Le smog en progression

Si les émissions de gaz à effet de serre semblent plafonner en 2005, l'intensité du smog continue d'augmenter dans le sud de l'Ontario et du Québec, révèlent les indicateurs de viabilité environnementale.

De 1990 à 2005, précise Statistique Canada, l'exposition à l'ozone (O3) a augmenté en moyenne de 0,8 % par année à l'échelle canadienne, soit une augmentation totale de 12 %.

En 2005, les taux les plus élevés ont été enregistrés dans le sud de l'Ontario où se trouvent les plus importantes populations urbaines.

Le sud du Québec et le sud de l'Ontario sont d'ailleurs les deux seules régions du pays qui ont enregistré des hausses des concentrations de smog. L'augmentation moyenne a été de 17 % en Ontario et de 15 % au Québec. Mais, dans le cas du sud du Québec, notamment à Montréal, la moitié au moins du smog provient de l'Ontario, selon les études fédérales.

Ailleurs au pays, les tendances ne bougent ni à la hausse ni à la baisse.
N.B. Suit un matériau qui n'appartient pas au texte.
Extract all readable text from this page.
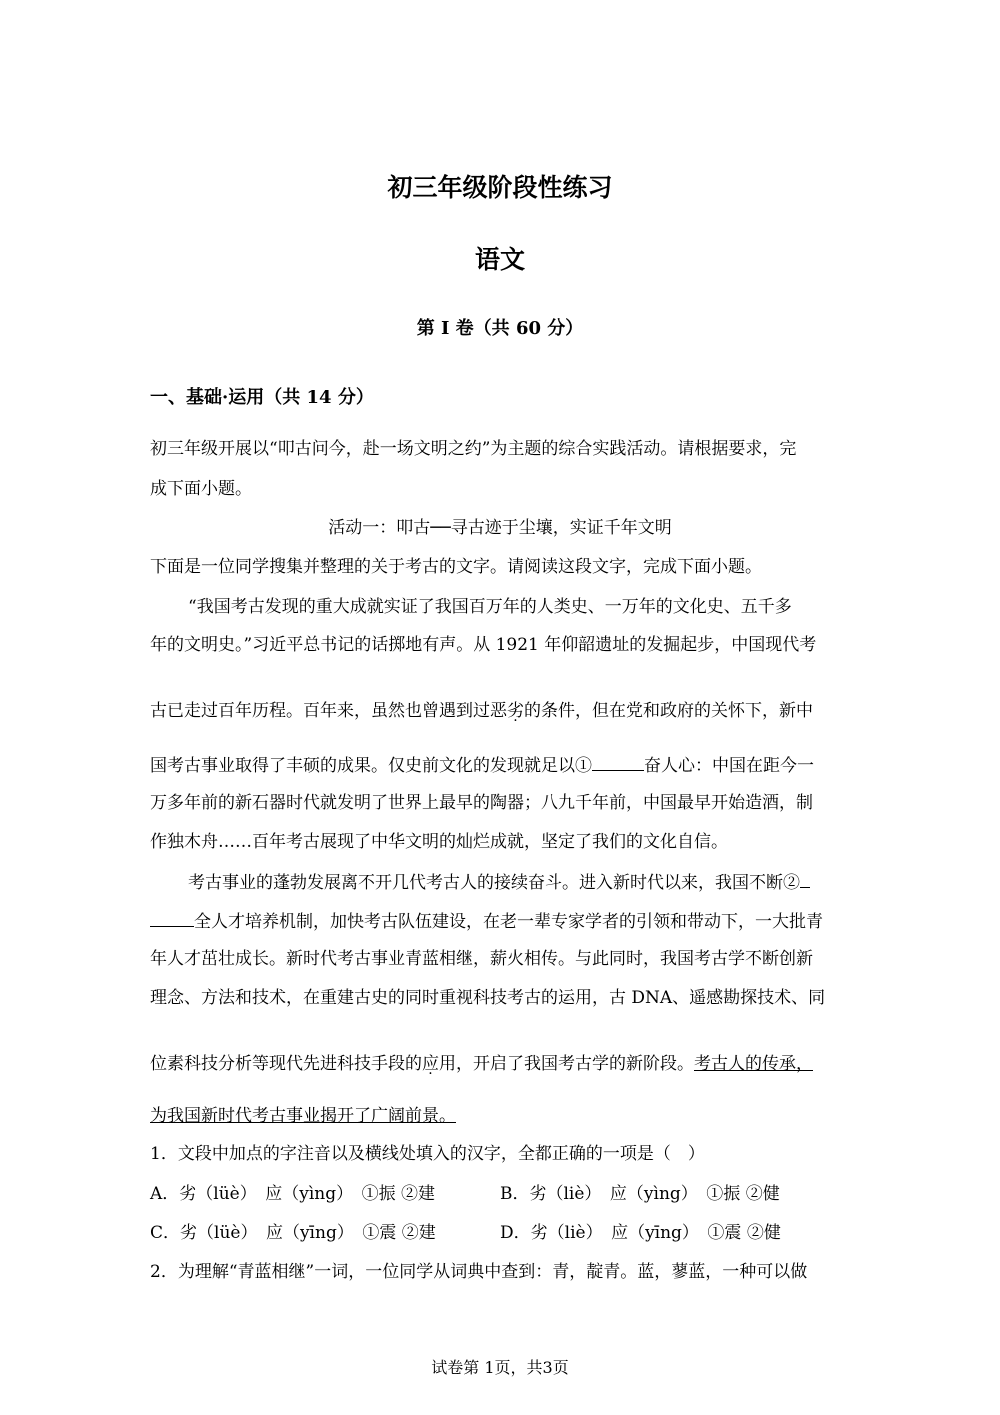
初三年级阶段性练习
语文
第 I 卷（共 60 分）
一、基础·运用（共 14 分）
初三年级开展以“叩古问今，赴一场文明之约”为主题的综合实践活动。请根据要求，完
成下面小题。
活动一：叩古──寻古迹于尘壤，实证千年文明
下面是一位同学搜集并整理的关于考古的文字。请阅读这段文字，完成下面小题。
“我国考古发现的重大成就实证了我国百万年的人类史、一万年的文化史、五千多
年的文明史。”习近平总书记的话掷地有声。从 1921 年仰韶遗址的发掘起步，中国现代考
古已走过百年历程。百年来，虽然也曾遇到过恶劣的条件，但在党和政府的关怀下，新中
国考古事业取得了丰硕的成果。仅史前文化的发现就足以①	奋人心：中国在距今一
万多年前的新石器时代就发明了世界上最早的陶器；八九千年前，中国最早开始造酒，制
作独木舟……百年考古展现了中华文明的灿烂成就，坚定了我们的文化自信。
考古事业的蓬勃发展离不开几代考古人的接续奋斗。进入新时代以来，我国不断②
全人才培养机制，加快考古队伍建设，在老一辈专家学者的引领和带动下，一大批青
年人才茁壮成长。新时代考古事业青蓝相继，薪火相传。与此同时，我国考古学不断创新
理念、方法和技术，在重建古史的同时重视科技考古的运用，古 DNA、遥感勘探技术、同
位素科技分析等现代先进科技手段的应用，开启了我国考古学的新阶段。考古人的传承，
为我国新时代考古事业揭开了广阔前景。
1．文段中加点的字注音以及横线处填入的汉字，全都正确的一项是（　）
A．劣（lüè）　应（yìng）　①振 ②建	B．劣（liè）　应（yìng）　①振 ②健
C．劣（lüè）　应（yīng）　①震 ②建	D．劣（liè）　应（yīng）　①震 ②健
2．为理解“青蓝相继”一词，一位同学从词典中查到：青，靛青。蓝，蓼蓝，一种可以做
试卷第 1页，共3页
Cependant, les concentrations les plus élevées de particules de moins de 2,5 microns (PM 2,5), notamment émises par les centrales au charbon et les moteurs diesels, se situaient dans le sud de l'Ontario et du Québec.
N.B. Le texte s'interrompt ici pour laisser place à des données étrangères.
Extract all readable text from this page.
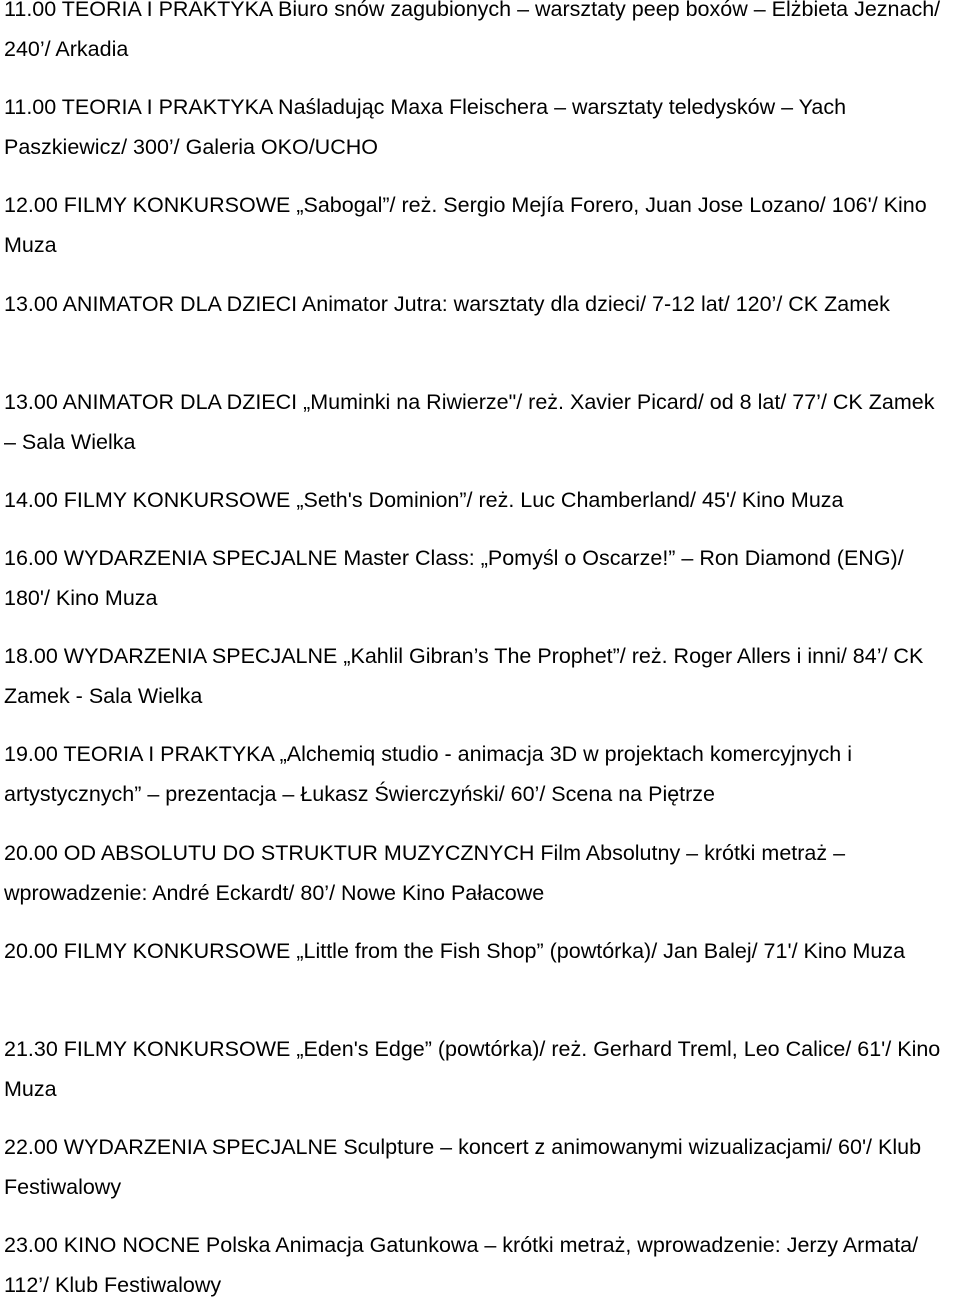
11.00 TEORIA I PRAKTYKA Biuro snów zagubionych – warsztaty peep boxów – Elżbieta Jeznach/ 240’/ Arkadia

11.00 TEORIA I PRAKTYKA Naśladując Maxa Fleischera – warsztaty teledysków – Yach Paszkiewicz/ 300’/ Galeria OKO/UCHO

12.00 FILMY KONKURSOWE „Sabogal”/ reż. Sergio Mejía Forero, Juan Jose Lozano/ 106'/ Kino Muza

13.00 ANIMATOR DLA DZIECI Animator Jutra: warsztaty dla dzieci/ 7-12 lat/ 120’/ CK Zamek

13.00 ANIMATOR DLA DZIECI „Muminki na Riwierze"/ reż. Xavier Picard/ od 8 lat/ 77’/ CK Zamek – Sala Wielka

14.00 FILMY KONKURSOWE „Seth's Dominion”/ reż. Luc Chamberland/ 45'/ Kino Muza

16.00 WYDARZENIA SPECJALNE Master Class: „Pomyśl o Oscarze!” – Ron Diamond (ENG)/ 180'/ Kino Muza

18.00 WYDARZENIA SPECJALNE „Kahlil Gibran’s The Prophet”/ reż. Roger Allers i inni/ 84’/ CK Zamek - Sala Wielka

19.00 TEORIA I PRAKTYKA „Alchemiq studio - animacja 3D w projektach komercyjnych i artystycznych” – prezentacja – Łukasz Świerczyński/ 60’/ Scena na Piętrze

20.00 OD ABSOLUTU DO STRUKTUR MUZYCZNYCH Film Absolutny – krótki metraż – wprowadzenie: André Eckardt/ 80’/ Nowe Kino Pałacowe

20.00 FILMY KONKURSOWE „Little from the Fish Shop” (powtórka)/ Jan Balej/ 71'/ Kino Muza

21.30 FILMY KONKURSOWE „Eden's Edge” (powtórka)/ reż. Gerhard Treml, Leo Calice/ 61'/ Kino Muza

22.00 WYDARZENIA SPECJALNE Sculpture – koncert z animowanymi wizualizacjami/ 60'/ Klub Festiwalowy

23.00 KINO NOCNE Polska Animacja Gatunkowa – krótki metraż, wprowadzenie: Jerzy Armata/ 112’/ Klub Festiwalowy
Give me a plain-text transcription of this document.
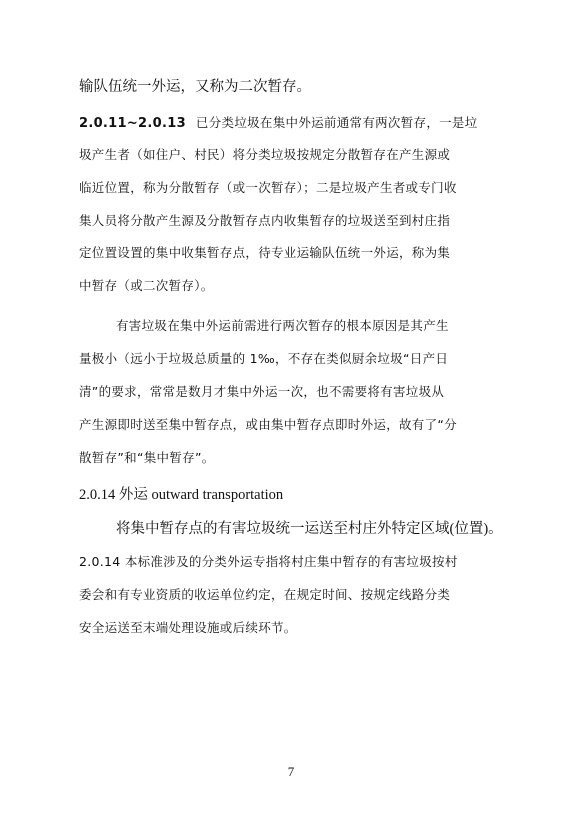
输队伍统一外运，又称为二次暂存。
2.0.11~2.0.13 已分类垃圾在集中外运前通常有两次暂存，一是垃
圾产生者（如住户、村民）将分类垃圾按规定分散暂存在产生源或
临近位置，称为分散暂存（或一次暂存）；二是垃圾产生者或专门收
集人员将分散产生源及分散暂存点内收集暂存的垃圾送至到村庄指
定位置设置的集中收集暂存点，待专业运输队伍统一外运，称为集
中暂存（或二次暂存）。
有害垃圾在集中外运前需进行两次暂存的根本原因是其产生
量极小（远小于垃圾总质量的 1‰，不存在类似厨余垃圾“日产日
清”的要求，常常是数月才集中外运一次，也不需要将有害垃圾从
产生源即时送至集中暂存点，或由集中暂存点即时外运，故有了“分
散暂存”和“集中暂存”。
2.0.14 外运 outward transportation
将集中暂存点的有害垃圾统一运送至村庄外特定区域(位置)。
2.0.14 本标准涉及的分类外运专指将村庄集中暂存的有害垃圾按村
委会和有专业资质的收运单位约定，在规定时间、按规定线路分类
安全运送至末端处理设施或后续环节。
7
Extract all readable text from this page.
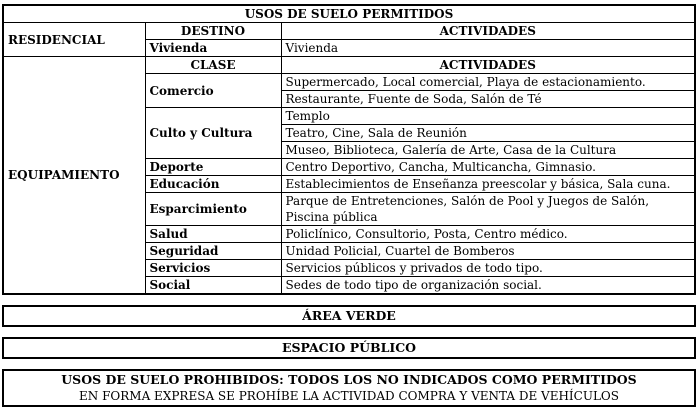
USOS DE SUELO PERMITIDOS		
RESIDENCIAL	DESTINO	ACTIVIDADES
	Vivienda	Vivienda
EQUIPAMIENTO	CLASE	ACTIVIDADES
	Comercio	Supermercado, Local comercial, Playa de estacionamiento.
		Restaurante, Fuente de Soda, Salón de Té
	Culto y Cultura	Templo
		Teatro, Cine, Sala de Reunión
		Museo, Biblioteca, Galería de Arte, Casa de la Cultura
	Deporte	Centro Deportivo, Cancha, Multicancha, Gimnasio.
	Educación	Establecimientos de Enseñanza preescolar y básica, Sala cuna.
	Esparcimiento	Parque de Entretenciones, Salón de Pool y Juegos de Salón, Piscina pública
	Salud	Policlínico, Consultorio, Posta, Centro médico.
	Seguridad	Unidad Policial, Cuartel de Bomberos
	Servicios	Servicios públicos y privados de todo tipo.
	Social	Sedes de todo tipo de organización social.
ÁREA VERDE
ESPACIO PÚBLICO
USOS DE SUELO PROHIBIDOS: TODOS LOS NO INDICADOS COMO PERMITIDOS
EN FORMA EXPRESA SE PROHÍBE LA ACTIVIDAD COMPRA Y VENTA DE VEHÍCULOS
Le smog et les particules ultrafines sont responsables de maladies respiratoires et cardiovasculaires notamment. Santé Canada estime à 5900 morts prématurées chaque année l'impact de cette pollution atmosphérique dans les milieux urbains.

Bilan GES

Statistique Canada a évalué à 747 millions de tonnes équivalentes au dioxyde de carbone (CO2) les émissions canadiennes en 2005, ce qui porte à 25 % au-dessus du niveau de 1990 l'augmentation depuis 15 ans et à 33 % au-dessus du niveau cible défini dans le protocole de Kyoto (6 % sous la barre de 1990).

Les émissions se sont démarquées entre 2003 et 2005 de la tendance à la hausse qui avait été observée depuis 1990 en raison d'une croissance économique et la production pétrolière de l'ouest canadien.

Mais, ajoute le rapport de Statistique Canada, «l'intensité» des émissions de GES a été réduite de 17,8 % entre 1990 et 2005, ce qui signifie que l'on a utilisé moins d'énergie par unité de production. Mais comme la production a augmenté dans une proportion nettement supérieure, les émissions en chiffres absolus ont augmenté de 25 % par rapport à 1990, dépassant l'augmentation de 17 % de la population canadienne durant la même période.